VERO BEACH, Fla. – Over the course of two months, first on the telephone and then along the concrete paths and tiled corridors of Dodgertown, Grady Little polled his coaches, consulted the organization's baseball minds, and made his own lists.
Since early December, his roster had held two players he considered to be true and great leadoff hitters: shortstop Rafael Furcal and center fielder Juan Pierre. He would choose one in that role and bat the other next.
Now, some would regard Furcal and Pierre as neither true nor great in the classic model of leadoff hitters, but this is Little's story, and these were his months of ambivalence, and this was where his personal dilemma lay.
The Los Angeles Dodgers had come off an 88-win season, built primarily on runs that seemed to appear magically (only two players – J.D. Drew and Nomar Garciaparra – hit as many as 20 home runs) and a pitching staff that covered for its middle-inning deficiencies with decent starters and an out-of-nowhere closer.
They'd then lost Drew through a contractual trap-door, signed Pierre for $44 million and replaced Drew with Luis Gonzalez. For 2½ weeks between the Pierre and Gonzalez signings, Little had pushed around the names and paused at an order that began with Pierre, followed by Russell Martin and Furcal.
"But we said to ourselves," third base coach Rich Donnelly said, "are we trying to be a little too tricky here?"
As they reworked the order with those pieces, general manager Ned Colletti signed Gonzalez, adding another.
"When that happened," Little said, "everything else kind of played out to where those two guys – Furky and Pierre – needed to be one-two for sure."
That was on Dec. 8. On Feb. 21, Little called Furcal into his office and told him he'd bat leadoff.
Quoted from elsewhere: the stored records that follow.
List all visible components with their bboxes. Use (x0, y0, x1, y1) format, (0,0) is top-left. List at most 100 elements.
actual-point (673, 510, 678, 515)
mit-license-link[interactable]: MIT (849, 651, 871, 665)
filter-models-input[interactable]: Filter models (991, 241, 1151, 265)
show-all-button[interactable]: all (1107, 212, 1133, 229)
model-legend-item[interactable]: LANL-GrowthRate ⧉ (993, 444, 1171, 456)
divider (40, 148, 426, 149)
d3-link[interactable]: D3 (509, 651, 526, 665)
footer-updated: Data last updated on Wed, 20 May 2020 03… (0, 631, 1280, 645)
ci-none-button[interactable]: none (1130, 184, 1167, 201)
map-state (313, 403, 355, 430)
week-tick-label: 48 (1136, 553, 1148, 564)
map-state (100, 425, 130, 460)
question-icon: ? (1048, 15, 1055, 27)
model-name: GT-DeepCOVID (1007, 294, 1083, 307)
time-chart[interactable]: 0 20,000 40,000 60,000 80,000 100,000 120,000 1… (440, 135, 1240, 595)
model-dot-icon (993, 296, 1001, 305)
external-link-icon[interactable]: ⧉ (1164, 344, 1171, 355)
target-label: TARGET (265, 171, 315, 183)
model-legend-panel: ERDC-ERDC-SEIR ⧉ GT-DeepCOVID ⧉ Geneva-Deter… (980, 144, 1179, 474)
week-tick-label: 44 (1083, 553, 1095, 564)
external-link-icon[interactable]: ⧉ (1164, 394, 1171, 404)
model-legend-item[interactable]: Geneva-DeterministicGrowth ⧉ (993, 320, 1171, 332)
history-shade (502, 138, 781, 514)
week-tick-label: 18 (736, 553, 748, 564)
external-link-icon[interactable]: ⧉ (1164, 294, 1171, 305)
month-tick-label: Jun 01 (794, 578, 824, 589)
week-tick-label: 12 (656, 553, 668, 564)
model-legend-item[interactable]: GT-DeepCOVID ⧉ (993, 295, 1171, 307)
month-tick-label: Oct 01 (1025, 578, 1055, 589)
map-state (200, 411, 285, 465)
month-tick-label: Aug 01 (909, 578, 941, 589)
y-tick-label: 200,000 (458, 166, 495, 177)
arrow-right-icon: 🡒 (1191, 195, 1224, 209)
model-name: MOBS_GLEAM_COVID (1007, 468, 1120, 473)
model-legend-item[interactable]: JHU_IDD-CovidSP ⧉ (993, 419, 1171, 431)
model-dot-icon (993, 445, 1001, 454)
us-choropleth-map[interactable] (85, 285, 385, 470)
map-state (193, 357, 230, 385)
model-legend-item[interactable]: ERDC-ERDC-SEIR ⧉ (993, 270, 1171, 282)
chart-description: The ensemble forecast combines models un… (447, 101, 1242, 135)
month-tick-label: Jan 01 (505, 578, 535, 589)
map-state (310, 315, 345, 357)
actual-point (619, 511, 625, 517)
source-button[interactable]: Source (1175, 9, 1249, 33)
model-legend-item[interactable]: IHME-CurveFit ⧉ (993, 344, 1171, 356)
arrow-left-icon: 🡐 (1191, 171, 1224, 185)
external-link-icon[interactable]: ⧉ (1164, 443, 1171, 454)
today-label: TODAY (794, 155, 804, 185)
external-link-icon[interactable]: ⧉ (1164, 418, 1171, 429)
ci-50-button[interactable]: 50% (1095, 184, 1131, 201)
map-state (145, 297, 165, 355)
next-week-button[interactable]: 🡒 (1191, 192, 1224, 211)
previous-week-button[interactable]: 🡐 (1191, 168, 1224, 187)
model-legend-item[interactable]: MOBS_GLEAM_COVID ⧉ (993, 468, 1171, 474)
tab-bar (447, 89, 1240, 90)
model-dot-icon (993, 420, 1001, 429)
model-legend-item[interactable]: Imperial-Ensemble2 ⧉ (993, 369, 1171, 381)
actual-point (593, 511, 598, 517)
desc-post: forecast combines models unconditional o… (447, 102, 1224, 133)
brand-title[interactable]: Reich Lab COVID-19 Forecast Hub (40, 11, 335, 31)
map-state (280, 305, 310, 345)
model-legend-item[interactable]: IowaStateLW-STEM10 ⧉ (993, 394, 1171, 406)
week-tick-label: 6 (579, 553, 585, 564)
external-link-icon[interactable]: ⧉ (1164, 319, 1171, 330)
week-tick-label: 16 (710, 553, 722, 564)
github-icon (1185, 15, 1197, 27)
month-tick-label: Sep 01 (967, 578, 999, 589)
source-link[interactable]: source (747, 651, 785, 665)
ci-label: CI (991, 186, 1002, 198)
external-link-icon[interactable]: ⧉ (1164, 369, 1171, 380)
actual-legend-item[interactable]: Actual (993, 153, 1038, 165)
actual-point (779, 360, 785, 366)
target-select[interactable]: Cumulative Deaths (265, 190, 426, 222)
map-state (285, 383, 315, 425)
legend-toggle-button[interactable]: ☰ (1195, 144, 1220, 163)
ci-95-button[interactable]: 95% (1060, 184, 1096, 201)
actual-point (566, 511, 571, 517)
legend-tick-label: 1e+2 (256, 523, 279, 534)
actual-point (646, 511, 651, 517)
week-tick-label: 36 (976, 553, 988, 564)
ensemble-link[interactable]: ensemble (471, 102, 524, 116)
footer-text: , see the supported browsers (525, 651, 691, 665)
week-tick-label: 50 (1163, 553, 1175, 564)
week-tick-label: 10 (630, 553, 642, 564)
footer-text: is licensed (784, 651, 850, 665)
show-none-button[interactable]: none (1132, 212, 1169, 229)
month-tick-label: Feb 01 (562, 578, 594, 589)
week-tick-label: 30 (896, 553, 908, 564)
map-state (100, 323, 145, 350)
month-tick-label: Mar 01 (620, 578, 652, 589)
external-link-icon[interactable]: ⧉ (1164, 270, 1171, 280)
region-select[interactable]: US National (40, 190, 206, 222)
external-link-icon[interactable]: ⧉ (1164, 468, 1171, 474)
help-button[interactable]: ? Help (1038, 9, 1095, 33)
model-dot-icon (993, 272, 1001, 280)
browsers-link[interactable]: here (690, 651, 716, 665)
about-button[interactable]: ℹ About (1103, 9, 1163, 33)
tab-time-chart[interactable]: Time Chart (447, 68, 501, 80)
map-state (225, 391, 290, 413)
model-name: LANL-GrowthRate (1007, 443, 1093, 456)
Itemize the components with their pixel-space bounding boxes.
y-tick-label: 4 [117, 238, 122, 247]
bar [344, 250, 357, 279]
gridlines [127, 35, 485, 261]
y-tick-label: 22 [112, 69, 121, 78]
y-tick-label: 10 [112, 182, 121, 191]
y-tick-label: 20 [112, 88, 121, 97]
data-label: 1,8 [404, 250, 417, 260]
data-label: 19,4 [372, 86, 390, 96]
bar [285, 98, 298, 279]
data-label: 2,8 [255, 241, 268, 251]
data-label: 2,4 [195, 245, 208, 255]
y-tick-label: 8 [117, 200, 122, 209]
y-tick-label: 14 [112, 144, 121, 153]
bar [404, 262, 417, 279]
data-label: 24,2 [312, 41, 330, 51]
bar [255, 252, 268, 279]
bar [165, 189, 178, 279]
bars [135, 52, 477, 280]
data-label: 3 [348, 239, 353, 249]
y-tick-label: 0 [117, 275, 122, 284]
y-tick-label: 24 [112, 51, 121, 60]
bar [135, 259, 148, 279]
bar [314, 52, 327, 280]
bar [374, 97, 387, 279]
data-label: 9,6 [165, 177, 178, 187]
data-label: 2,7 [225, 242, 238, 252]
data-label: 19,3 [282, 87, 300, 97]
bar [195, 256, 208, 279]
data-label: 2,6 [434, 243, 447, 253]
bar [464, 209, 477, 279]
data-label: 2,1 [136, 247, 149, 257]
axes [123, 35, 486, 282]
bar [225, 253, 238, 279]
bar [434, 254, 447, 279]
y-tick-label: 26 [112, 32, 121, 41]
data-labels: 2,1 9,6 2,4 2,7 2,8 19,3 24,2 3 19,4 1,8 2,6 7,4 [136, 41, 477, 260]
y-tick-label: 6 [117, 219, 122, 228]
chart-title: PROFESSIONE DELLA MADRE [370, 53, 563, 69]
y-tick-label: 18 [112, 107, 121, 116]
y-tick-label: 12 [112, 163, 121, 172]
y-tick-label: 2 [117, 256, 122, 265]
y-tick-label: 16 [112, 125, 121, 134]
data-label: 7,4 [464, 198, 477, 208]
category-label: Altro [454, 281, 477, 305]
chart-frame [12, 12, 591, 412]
Furcal, who led National League leadoff men in on-base percentage in 2006, nodded and left. A short while later, in front of Little and Donnelly, Pierre was told he'd bat second. Little had asked Donnelly to sit in because he'd known Pierre, a noted free swinger who rarely struck out or walked, from their time together with the Colorado Rockies.
"Grady told me, 'He's comfortable with you right now, he knows you, and he'll get to know me,'" Donnelly said.
The following day, Little advised the writers of his decision, Furcal and Pierre said publicly they were satisfied with it, and Little had eliminated one of a handful of potential spring issues, the others being naming an opening day starter (Derek Lowe), identifying the fifth starter and sorting through the right fielders.
Little's second spring training with the Dodgers had begun quietly. Players were showing up trim, content and eager to improve upon their three-and-out division series against the New York Mets. He hoped to smother the possible controversies quickly, and so it was the rare Dodgers baseball man who at some point didn't feel a hand on his shoulder, and turn to find Little with a question.
"The first day here," Little said, "I could go around to every coach and every instructor and ask them, 'Who's our leadoff hitter?'," Little said. "If I asked 50 people, it'd be 25 to 25, all with different reasons."
Maury Wills – "The legendary Maury Wills," as Pierre announced to the clubhouse Sunday morning – for one, preferred Pierre.
Some liked the switch-hitter, Furcal, at the top. They liked him for his power there, or his superior on-base percentage. Others liked Pierre, a left-handed hitter, and his bunting ability and leg hits.
"For me, I wouldn't have a problem with it either way," Furcal said, "because Juan Pierre can do it, too."
Pierre contended he was in no position to claim a job that Furcal performed well last season.
"It didn't matter to me," he said. "As long as I'm in the lineup, I'm happy. I don't think I've done anything in this game to say I should bat leadoff or not. That's for other people to say."
They both broke into the big leagues in 2000. Furcal was NL Rookie of the Year with the Atlanta Braves and Pierre, with the Rockies, finished sixth in the same ballot. Since then, Furcal batted leadoff in 875 of 976 games, while Pierre hit first in 899 of 1,007. Their career on-base percentages stand one-one-thousandth of a point apart. Pierre has stolen about 100 more bases, Furcal has nearly 100 more extra-base hits, and there they stood, before Little, who would decide what worked best for his team, this lineup.
As Donnelly wryly pointed out, "Somebody has to hit second. That's a rule in Major League baseball. One guy has to hit first and another guy has to hit second."
So, Little said, "I looked at the numbers. I looked at the persons. I looked at the fact neither misses games."
What it may have come down to: The Dodgers believe their back-of-the-order hitters – Wilson Betemit, Andre Ethier and Martin – have the potential to reach base often. If they do, considering the pitcher's spot, the leadoff hitter could routinely come to the plate with a man or two on and two out. Furcal, as leadoff hitters go, has more power than Pierre, and therefore would be more likely to extend the inning and drive in the run.
That's how narrow the gap was.
Watching batting practice with his arms folded Sunday morning, Little said, "We could stand right here all morning and change our minds three or four times."
But, that's it. It's Furcal.
Besides, he said, "If it's not working, we'll switch it."